Revue de presse

"L’Irlande s’interroge sur sa loi sur le blasphème" (Le Figaro, 14-15 fév. 15)

7 mars 2015

"Une campagne d’opinion pousse un référendum sur l’abrogation d’un texte jugé désuet, qui a été mis à l’épreuve par les caricatures de Charlie Hebdo.

Charlie Hebdo a relancé la polémique autour d’une loi irlandaise sur le blasphème. Une campagne vise à faire abroger cette loi, adoptée en 2009, qui rend tout ce qui peut être caractérisé d’« outrageusement injurieux ou insultant pour ce qui est tenu sacré par toute religion » passible d’une amende de 25.000 euros.

Le gouvernement de droite d’Enda Kenny avait annoncé son intention de proposer par référendum la suppression de cette loi, pour la remplacer par un texte prohibant l’incitation à la haine raciale. Mais il a fait volte-face le mois dernier, invoquant un calendrier déjà chargé par deux référendums, dont un sur le mariage gay au printemps.

Lors d’une première rencontre historique avec des organisations athées, mardi, le premier ministre s’est vu remettre une lettre ouverte signée par une quarantaine de personnalités, dont de nombreux scientifiques, réclamant l’abrogation de la loi. Les signataires pressent le gouvernement d’agir, alors que la parution du numéro spécial de Charlie Hebdo, avec une caricature de Mahomet à la une, distribué à 1500 exemplaires en Irlande, met à l’épreuve cette législation qui n’a jamais servi.

« La vente de ce journal porte atteinte à la loi irlandaise. Elle est blasphématoire et illégale », a en effet estimé Ahmed Hasain, secrétaire exécutif de l’Islamic Cultural Centre de Dublin, qui, se félicitant de l’existence de la législation, s’est réservé la possibilité de poursuivre le journal.

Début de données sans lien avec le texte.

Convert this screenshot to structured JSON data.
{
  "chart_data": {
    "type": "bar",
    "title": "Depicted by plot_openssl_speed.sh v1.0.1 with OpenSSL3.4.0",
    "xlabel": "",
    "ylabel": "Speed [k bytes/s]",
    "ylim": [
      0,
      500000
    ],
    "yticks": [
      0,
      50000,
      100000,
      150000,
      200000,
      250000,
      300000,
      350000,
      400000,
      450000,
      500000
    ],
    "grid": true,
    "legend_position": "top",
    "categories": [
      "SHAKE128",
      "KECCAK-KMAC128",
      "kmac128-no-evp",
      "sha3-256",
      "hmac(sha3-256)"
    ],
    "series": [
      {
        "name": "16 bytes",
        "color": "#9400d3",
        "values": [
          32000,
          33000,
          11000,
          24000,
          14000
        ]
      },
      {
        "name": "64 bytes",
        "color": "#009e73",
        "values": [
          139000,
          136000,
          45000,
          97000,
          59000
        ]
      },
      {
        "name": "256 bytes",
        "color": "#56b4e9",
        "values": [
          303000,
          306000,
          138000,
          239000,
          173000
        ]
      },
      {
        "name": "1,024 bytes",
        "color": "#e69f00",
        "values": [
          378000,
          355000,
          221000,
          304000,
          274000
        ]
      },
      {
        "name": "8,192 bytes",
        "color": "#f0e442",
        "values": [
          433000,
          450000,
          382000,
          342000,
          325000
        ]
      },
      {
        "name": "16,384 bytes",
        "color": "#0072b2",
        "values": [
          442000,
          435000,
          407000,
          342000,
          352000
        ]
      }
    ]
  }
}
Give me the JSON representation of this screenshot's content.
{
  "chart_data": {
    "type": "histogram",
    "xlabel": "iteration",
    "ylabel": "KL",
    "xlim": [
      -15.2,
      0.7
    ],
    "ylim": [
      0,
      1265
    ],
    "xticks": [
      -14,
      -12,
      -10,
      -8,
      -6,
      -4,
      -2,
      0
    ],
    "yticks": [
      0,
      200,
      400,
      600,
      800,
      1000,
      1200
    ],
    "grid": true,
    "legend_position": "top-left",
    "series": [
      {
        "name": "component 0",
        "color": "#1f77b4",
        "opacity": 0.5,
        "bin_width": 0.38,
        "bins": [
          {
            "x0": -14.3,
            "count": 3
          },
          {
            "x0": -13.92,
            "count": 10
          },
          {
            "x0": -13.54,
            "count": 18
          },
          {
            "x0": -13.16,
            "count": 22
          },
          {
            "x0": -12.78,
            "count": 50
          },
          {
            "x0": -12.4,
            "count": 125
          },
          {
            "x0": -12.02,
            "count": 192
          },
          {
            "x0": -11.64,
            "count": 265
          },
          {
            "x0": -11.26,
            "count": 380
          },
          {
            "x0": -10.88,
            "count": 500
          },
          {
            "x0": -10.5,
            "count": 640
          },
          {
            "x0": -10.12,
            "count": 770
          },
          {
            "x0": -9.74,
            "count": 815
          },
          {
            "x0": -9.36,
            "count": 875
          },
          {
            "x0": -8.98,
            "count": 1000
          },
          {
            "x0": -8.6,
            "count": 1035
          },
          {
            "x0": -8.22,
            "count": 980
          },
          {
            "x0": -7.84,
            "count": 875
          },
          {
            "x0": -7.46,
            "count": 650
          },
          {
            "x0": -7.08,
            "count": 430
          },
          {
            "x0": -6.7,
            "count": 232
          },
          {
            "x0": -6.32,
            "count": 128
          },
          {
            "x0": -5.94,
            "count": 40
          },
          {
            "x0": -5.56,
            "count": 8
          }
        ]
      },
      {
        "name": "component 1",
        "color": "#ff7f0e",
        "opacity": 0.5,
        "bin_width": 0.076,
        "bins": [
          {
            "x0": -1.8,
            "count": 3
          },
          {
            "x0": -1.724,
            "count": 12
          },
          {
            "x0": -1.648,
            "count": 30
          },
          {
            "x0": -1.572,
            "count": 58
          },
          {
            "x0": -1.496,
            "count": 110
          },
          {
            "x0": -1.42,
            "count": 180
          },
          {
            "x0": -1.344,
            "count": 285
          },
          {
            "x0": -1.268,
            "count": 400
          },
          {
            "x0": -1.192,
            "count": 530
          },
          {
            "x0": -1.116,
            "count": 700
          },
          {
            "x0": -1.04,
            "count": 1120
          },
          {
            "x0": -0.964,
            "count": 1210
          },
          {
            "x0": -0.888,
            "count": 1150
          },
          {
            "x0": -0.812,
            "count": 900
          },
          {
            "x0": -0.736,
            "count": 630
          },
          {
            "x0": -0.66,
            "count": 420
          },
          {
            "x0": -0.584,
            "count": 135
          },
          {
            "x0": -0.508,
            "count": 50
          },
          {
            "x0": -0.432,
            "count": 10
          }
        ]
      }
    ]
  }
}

Les précédentes affaires de blasphème en Irlande remontent à 1999 et 1850. Un délit de blasphème fut introduit dans la Constitution en 1937. En 1999, la Cour suprême eut à statuer sur une caricature du journal Irish Independent montrant un prêtre pendant la communion. Or il apparut alors qu’aucun texte ne définissait les contours de ce délit. D’où l’adoption, dix ans plus tard, d’une loi sur le blasphème, de façon anachronique pour un État occidental au XXIe siècle. « Ce vote a été très controversé à l’époque, personne n’en voyait la nécessité et, d’ailleurs, l’application est tellement restrictive que personne ne peut réellement tomber sous le coup de cette loi, y compris Charlie Hebdo. En termes pratiques, c’est donc un non-sujet mais en termes symboliques, c’est important aux yeux de certains », explique Neville Cox, professeur de droit au Trinity College de Dublin. En dehors de l’Islamic Cultural Centre, personne en Irlande, y compris les églises chrétiennes, ne défend cette loi.

Pour l’écrivain Michael Nugent, cofondateur de l’association Atheist Ireland, cette situation « reflète l’hypocrisie irlandaise ». « Nous sommes devenus un État laïc régi par des lois catholiques. Même si la loi sur le blasphème n’est pas appliquée, elle entraîne une autocensure dans les médias. On m’a souvent recommandé avant des interviews en direct de ne rien dire qui puisse être blasphématoire », raconte le militant.

Les promoteurs de la réforme s’indignent également de voir la loi irlandaise citée en exemple par l’Organisation de la conférence islamique, qui représente 56 États musulmans au sein des Nations unies, pour justifier l’adoption de législations sur le blasphème."